The Internet of Cows Is Real
Cloud computing meets animal husbandry.
Image: Dudarev Mikhail/Shutterstock
Something I learned today is that cows tend to start walking around a bunch when they become fertile and "sexually receptive." This is actually true of a range of different mammals and has to do with related increases in estrogen secretion. The mood hits one evening and a fertile cow starts cruising the barn—the rest is nature.
Well, the rest is nature but it's also big business. Ranchers are just as interested in cow procreation as the cows are themselves (maybe more so?) because baby cows equal grown-ass cows and grown-ass cows equal cash money. As it turns out, using information technology to detect cow fertility/receptivity (estrus, properly) is an area of active research and innovation. Cow estrus can pass in as little as six hours, and it usually occurs in the middle of the night. It's an easy thing to miss, in other words. And missing your chance to knock up a cow is like flushing money down the toilet.
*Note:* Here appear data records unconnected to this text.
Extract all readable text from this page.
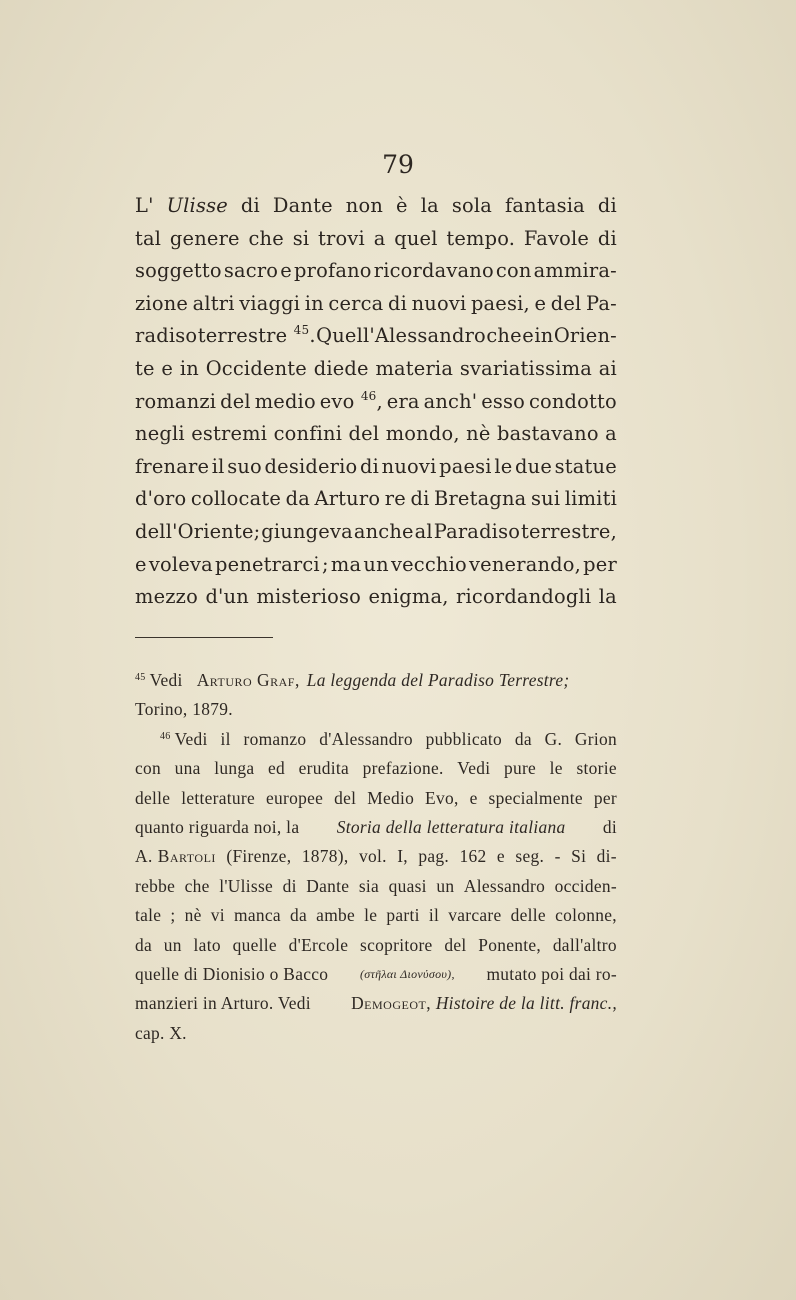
79
L' Ulisse di Dante non è la sola fantasia di
tal genere che si trovi a quel tempo. Favole di
soggetto sacro e profano ricordavano con ammira-
zione altri viaggi in cerca di nuovi paesi, e del Pa-
radiso terrestre $^{45}$. Quell'Alessandro che e in Orien-
te e in Occidente diede materia svariatissima ai
romanzi del medio evo $^{46}$, era anch' esso condotto
negli estremi confini del mondo, nè bastavano a
frenare il suo desiderio di nuovi paesi le due statue
d'oro collocate da Arturo re di Bretagna sui limiti
dell'Oriente; giungeva anche al Paradiso terrestre,
e voleva penetrarci ; ma un vecchio venerando, per
mezzo d'un misterioso enigma, ricordandogli la
$^{45}$ Vedi Arturo Graf, La leggenda del Paradiso Terrestre;
Torino, 1879.
$^{46}$ Vedi il romanzo d'Alessandro pubblicato da G. Grion
con una lunga ed erudita prefazione. Vedi pure le storie
delle letterature europee del Medio Evo, e specialmente per
quanto riguarda noi, la Storia della letteratura italiana di
A. Bartoli (Firenze, 1878), vol. I, pag. 162 e seg. - Si di-
rebbe che l'Ulisse di Dante sia quasi un Alessandro occiden-
tale ; nè vi manca da ambe le parti il varcare delle colonne,
da un lato quelle d'Ercole scopritore del Ponente, dall'altro
quelle di Dionisio o Bacco	(στῆλαι Διονύσου), mutato poi dai ro-
manzieri in Arturo. Vedi Demogeot, Histoire de la litt. franc.,
cap. X.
You can buy a cow pedometer for this purpose, but IT solutions to cow fertility detection are just getting started; recording cow hoofsteps doesn't mean much if you're not also sending that information somewhere useful. Fujitsu Kyushu Systems has your solution: the cloud. In February, the ag tech firm presented its cattle breeding support service, aka the Connected Cow, at Mobile World 2016, touting an jump in single-attempt fertilization rates from 44 percent to 90 percent.
The Connected Cow is really more than a mere Internet of Cows—it's a Cow Cloud. That is, Fujitsu is offering its technology as a cloud service, or, more specifically, what's known as Software as a Service (SaaS). The dairy farmer or rancher doesn't actually do anything with the data themselves; instead, it's beamed directly back to Fujitsu, which performs the data analysis and sends back the raw thumbs or thumbs down on this or that heifer to the farmer/rancher.
Once notified, said rancher/farmer can mosey out to the barn to play matchmaker. Profits ensue.